二人だけの空間で。
「……ところで、奏良先輩。少々、お着替えをしたいなと。少し、汗をかいてしまったようなので」
「……へっ? あっ、それでは僕は――」
「ああ、出ていかなくて構いませんよ? ひとまず、後ろだけ向いていただければ」
「……そう、ですか」
その後、ややあって襟元をパタパタさせつつ口にする白河さん。まあ、ずっと体操服だしね。……ただ、その仕草はちょっと目の遣り場に困るけども。

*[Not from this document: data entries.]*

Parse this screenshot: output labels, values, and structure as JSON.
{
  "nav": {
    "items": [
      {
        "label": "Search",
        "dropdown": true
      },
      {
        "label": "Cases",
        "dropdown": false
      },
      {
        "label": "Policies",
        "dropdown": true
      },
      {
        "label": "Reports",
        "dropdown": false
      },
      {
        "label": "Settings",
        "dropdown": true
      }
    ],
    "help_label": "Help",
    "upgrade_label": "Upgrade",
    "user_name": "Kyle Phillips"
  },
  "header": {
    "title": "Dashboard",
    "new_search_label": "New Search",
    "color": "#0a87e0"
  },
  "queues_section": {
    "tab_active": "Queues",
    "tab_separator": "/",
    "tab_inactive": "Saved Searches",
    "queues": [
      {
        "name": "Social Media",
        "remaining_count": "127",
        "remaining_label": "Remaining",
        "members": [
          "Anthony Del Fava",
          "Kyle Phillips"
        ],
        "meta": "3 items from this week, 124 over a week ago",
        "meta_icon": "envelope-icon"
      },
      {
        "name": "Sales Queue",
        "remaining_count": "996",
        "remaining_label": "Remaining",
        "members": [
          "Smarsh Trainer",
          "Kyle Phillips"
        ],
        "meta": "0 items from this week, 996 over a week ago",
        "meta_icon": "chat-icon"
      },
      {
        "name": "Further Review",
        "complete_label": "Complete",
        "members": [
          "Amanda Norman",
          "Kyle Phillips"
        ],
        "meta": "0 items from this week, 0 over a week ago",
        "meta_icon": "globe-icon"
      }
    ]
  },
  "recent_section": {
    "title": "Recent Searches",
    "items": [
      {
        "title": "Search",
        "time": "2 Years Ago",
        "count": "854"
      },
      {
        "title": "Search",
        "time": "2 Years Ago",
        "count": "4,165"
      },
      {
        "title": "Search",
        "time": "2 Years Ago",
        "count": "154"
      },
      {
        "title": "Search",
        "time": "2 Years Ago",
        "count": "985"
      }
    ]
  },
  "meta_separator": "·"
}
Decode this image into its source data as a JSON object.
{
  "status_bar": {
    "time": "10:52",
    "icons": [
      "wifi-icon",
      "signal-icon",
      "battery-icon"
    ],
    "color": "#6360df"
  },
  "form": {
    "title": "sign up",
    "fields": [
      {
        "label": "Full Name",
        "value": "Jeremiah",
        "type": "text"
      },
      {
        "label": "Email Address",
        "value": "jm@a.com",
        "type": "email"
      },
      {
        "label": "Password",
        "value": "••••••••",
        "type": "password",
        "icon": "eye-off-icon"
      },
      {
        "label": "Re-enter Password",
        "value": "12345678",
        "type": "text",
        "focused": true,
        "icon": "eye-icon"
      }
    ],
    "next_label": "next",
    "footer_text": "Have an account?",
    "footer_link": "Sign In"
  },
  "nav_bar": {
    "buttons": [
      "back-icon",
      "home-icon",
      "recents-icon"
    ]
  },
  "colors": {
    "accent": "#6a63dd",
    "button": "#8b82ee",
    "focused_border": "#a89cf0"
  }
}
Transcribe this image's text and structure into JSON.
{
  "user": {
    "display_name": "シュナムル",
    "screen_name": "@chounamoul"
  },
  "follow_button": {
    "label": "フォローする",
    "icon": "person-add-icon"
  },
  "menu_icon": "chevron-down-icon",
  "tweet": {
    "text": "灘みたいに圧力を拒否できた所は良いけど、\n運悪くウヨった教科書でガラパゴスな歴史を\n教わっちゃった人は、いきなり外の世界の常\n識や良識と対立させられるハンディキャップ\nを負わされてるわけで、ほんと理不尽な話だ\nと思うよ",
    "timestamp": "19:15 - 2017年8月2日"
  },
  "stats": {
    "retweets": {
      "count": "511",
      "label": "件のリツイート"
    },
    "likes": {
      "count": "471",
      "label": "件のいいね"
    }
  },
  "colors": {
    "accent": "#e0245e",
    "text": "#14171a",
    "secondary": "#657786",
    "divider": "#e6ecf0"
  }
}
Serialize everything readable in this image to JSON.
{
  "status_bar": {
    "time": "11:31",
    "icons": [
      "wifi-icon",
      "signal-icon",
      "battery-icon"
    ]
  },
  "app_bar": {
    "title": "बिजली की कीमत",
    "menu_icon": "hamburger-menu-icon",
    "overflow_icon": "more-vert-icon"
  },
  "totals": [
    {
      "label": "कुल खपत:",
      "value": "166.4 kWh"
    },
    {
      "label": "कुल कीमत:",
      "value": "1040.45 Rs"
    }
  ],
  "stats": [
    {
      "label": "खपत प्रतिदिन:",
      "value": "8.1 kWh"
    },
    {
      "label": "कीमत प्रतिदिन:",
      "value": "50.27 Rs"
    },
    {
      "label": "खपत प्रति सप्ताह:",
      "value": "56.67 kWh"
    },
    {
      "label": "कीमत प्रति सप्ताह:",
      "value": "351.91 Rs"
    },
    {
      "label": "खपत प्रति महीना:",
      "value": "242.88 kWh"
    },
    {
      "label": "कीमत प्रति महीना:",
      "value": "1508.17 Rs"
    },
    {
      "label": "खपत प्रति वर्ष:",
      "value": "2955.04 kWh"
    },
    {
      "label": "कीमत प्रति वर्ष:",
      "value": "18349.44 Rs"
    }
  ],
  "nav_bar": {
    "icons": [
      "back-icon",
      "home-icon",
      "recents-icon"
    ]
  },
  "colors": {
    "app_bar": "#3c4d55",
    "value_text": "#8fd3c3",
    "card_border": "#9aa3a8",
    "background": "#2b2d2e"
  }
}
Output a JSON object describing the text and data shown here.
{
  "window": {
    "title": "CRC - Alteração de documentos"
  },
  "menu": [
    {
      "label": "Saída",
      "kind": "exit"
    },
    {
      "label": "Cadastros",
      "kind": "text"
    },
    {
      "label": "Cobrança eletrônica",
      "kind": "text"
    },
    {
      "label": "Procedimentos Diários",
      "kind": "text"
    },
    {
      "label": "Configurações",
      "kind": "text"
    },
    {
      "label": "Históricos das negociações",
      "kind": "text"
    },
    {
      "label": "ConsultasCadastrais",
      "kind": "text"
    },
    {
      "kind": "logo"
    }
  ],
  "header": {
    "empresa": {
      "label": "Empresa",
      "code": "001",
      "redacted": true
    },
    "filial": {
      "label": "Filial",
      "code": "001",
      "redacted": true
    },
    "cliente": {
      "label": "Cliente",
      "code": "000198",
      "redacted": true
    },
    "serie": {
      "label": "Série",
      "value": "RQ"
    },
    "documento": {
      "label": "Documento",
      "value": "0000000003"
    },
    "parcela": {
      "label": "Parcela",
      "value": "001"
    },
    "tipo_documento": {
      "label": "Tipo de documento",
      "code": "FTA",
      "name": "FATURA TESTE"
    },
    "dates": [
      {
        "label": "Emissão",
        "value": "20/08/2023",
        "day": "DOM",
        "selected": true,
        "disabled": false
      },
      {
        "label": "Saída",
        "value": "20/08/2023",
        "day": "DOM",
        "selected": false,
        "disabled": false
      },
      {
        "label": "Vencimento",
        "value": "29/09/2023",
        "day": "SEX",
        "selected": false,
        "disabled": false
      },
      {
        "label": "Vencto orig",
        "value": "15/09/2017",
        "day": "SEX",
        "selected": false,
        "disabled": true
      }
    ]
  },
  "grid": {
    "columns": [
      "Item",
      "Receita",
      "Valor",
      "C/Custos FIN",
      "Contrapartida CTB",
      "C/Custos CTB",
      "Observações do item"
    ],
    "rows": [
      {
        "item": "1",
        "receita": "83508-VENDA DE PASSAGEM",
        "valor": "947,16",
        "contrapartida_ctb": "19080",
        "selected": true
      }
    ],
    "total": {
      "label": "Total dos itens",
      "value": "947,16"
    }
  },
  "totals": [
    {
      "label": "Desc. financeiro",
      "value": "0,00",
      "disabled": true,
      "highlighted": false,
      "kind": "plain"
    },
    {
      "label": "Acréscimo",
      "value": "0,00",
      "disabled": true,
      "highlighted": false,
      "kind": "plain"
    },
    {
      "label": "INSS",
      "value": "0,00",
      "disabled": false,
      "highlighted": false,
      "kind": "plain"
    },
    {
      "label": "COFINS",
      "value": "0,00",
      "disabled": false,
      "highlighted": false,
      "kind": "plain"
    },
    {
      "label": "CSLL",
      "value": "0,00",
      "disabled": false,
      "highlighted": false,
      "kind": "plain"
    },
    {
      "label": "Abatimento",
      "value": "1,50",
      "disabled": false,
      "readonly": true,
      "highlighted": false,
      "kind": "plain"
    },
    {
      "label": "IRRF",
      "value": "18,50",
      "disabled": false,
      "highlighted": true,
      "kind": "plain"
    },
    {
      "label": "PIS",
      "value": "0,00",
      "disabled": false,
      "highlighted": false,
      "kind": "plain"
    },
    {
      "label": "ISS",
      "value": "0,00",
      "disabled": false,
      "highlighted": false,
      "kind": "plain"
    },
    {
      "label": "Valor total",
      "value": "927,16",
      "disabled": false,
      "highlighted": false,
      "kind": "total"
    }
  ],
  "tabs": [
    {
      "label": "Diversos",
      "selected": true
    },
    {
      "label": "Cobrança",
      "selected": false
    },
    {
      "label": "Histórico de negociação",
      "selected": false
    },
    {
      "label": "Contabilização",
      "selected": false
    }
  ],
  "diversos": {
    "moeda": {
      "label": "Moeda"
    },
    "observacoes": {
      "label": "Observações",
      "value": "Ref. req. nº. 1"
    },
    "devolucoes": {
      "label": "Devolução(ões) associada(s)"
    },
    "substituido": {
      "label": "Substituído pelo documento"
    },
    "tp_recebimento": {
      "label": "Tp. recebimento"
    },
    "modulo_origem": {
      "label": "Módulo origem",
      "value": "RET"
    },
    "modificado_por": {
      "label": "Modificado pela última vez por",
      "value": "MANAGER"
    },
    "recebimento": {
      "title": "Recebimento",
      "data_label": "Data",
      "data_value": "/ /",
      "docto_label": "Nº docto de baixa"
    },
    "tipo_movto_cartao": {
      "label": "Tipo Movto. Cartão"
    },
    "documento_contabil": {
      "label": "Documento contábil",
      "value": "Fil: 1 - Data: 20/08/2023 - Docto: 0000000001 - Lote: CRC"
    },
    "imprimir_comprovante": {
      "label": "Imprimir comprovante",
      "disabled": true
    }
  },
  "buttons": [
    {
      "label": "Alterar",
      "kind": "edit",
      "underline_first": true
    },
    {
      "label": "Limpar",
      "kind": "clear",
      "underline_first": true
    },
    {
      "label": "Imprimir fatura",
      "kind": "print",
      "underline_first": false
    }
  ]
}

ともあれ、いったん外に出ようとした僕の裾を掴み留める白河さん。とは言え、心臓に悪いので僕としては出ておきたいところなんだけど……心做しか、ここにいろと言わんばかりに裾を掴む力が強くなって……うん、どして?
そういうわけで、終わったら教えてくださいと告げ後ろを向いているわけだけれど……うん、ほんと心臓に悪い。いや、よくよく考えたら今更こんなことで緊張する関係でもない気はするけども――
「……ん?」
「ん、どうかなさいましたか先輩?」
「……あ、いえ……」
ふと、声を洩らす僕。そして、そんな僕に不思議そうな声音で問い掛ける白河さん。……いや、別段何というわけではないのだけど……ただ、余りに無音なのが気になって。と言うのも……こう、着替えの時に生じる音がまるで聞こえてこなくて。この距離、そしてこの静謐な空間なら少しくらいは聞こえてきそうなものだけど……ひょっとして、僕の心音がうるさすぎる?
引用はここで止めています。